DavidWarrenOnline
NEWSPAPER COLUMNS

COMMENTARY
November 2, 2011
Below Olympus
Brilliant or crazy? That is not necessarily an either/or proposition, and George Papandreou's proposal to hold a Greek referendum on the European rescue package had aspects of both. It won't work, anyway: for under the Greek constitution a referendum requires a three-fifths majority in the Greek Parliament, and Papandreou has just lost his one-half majority from party defections.

Nevertheless, it was an intriguing way to sign his own political death warrant; and the election that comes when his government falls will offer voters the same choice: Default, or accept the rescue package? Supposing it still exists when the election is over.

Greece, the home of democracy, as we like to say - of that pioneering democracy that had Socrates put to death - is again offering "democratic vistas."

The Economist cites a book entitled Golden Fetters, by Barry Eichengreen, which I have not read but should have. It appears to justify an argument that I have been making, both explicitly and implicitly, in these columns. For among other things, it explains why Western countries began to abandon the gold standard, after the First World War. The problem, you see, was democracy.

The argument is so plain, that people avoid making it, searching for an explanation that is more subtle, complicated, and flattering to the masses. But the truth will out.

In the 19th century, we had democracy in leading Western countries, but the franchise was restricted to grown men with property.

They could live with the gold standard and what it enforced: certain natural austerities. For there was only so much gold.

The franchise was extended, not only to women, but by increments to the entire "working class." And that was done, reasonably enough, to prevent revolutions. The alternative being, "mow them down to marmalade," which offended against aristocratic notions of good taste.

But once everyone had the vote, austerities ceased to please. Demagogues could tell the relatively poor, that the solution to austerity is to eat the rich. This was, after all, what had aroused the blood lust of the peasantry during the French Revolution: why don't we just share out their wealth?

Now, the problem with having the rich for dinner has always been, what will we have for breakfast?

Suddenly, "inexplicably" (to the masses), it seems we have eaten all the capital. Socialism doesn't work, ultimately for the same reason cannibalism is not a good idea.

Conrad Black, of all people, has been making a related argument in his recent books (especially his biography of F.D. Roosevelt), and free-ranging articles about modern history in the highbrow press. They are enthralling, and he has spent his time in prison well.

But let me say, before inching forward, that he takes a liberal view of this history; I take a more pessimistic, conservative view. That is to say, he accepts Roosevelt and his kind as heroes of a sort, who saved the West from communism (or, full socialism), by creating the Nanny State as an alternative to it.
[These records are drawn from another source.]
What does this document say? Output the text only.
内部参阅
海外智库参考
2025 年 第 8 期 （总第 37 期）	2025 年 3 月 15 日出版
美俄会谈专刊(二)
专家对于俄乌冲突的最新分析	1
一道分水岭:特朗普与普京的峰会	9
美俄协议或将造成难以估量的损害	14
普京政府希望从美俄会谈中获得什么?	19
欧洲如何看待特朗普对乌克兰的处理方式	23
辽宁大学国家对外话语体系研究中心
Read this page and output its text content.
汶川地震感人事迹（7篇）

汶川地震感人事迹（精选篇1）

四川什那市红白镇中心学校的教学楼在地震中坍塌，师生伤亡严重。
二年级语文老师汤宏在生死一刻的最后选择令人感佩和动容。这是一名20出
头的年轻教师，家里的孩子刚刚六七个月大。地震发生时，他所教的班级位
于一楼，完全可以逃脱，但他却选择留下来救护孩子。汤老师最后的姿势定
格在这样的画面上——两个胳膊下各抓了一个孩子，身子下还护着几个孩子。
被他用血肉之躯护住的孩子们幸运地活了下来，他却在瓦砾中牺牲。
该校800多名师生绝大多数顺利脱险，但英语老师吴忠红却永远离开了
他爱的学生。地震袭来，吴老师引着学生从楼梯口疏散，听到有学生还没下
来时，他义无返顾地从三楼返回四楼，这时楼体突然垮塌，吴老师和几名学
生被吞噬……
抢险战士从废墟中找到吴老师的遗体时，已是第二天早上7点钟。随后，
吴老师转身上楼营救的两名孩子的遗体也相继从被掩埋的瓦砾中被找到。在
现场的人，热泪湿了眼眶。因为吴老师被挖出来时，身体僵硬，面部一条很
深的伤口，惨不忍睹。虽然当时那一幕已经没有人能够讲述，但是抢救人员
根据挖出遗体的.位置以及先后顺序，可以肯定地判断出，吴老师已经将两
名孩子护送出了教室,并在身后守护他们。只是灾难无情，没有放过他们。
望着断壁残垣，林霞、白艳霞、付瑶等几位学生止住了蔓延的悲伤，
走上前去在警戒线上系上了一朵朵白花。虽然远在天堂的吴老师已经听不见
He was, on this view, actually saving capitalism, through the dust bowl years.

That is a very realistic argument, and a conservative habitually bows before reality. But in the end I find it a realistic argument against democracy itself (or "mobocracy," to translate the Greek more colloquially). We begin to understand why the founding fathers of both Canada, and the nation next door, feared democracy, and created constitutional roadblocks against its spread.

By their nature, democracies vote for more than they can afford. Paper money gets them around the obstacle of gold, and then they vote to roll the printing presses faster: for debt, then inflation.

And now, in this consummate act of crazy brilliance, the beleaguered socialist prime minister of Greece wants his people to vote on the consequences of their collective achievement: a slag-heap of debt that towers higher than Mount Olympus.

Either they will take Europe's money, on Europe's terms, thus letting Europe (chiefly the more habitually tightwad Germans) dictate a cushioned austerity. Or they will vote to default, and leave euro and Europe behind. In other words, the alternative to their government's agreed austerity program is the breakfast austerity I mentioned above. Having eaten the rich, they must gnaw on dry bones.

The referendum plan, had it a chance of working, was crazy brilliant. Make the people choose.

Instead, their default is being chosen for them. And, Greece not only delivers the coup de grâce to herself. For Europe could barely bail the Greeks out; let alone the Italians, Spaniards, Portuguese, Irish, and so forth. The now-proved unwillingness of a democratic electorate to even try to pay even a written-down fraction of what they owe, blows a jet of Aeolian wind through the entire European house of cards.

Gentle reader should not think this will be fun to watch. For to continue with this clichéd, but useful, metaphor, their house of cards was built high enough to knock our house of cards over.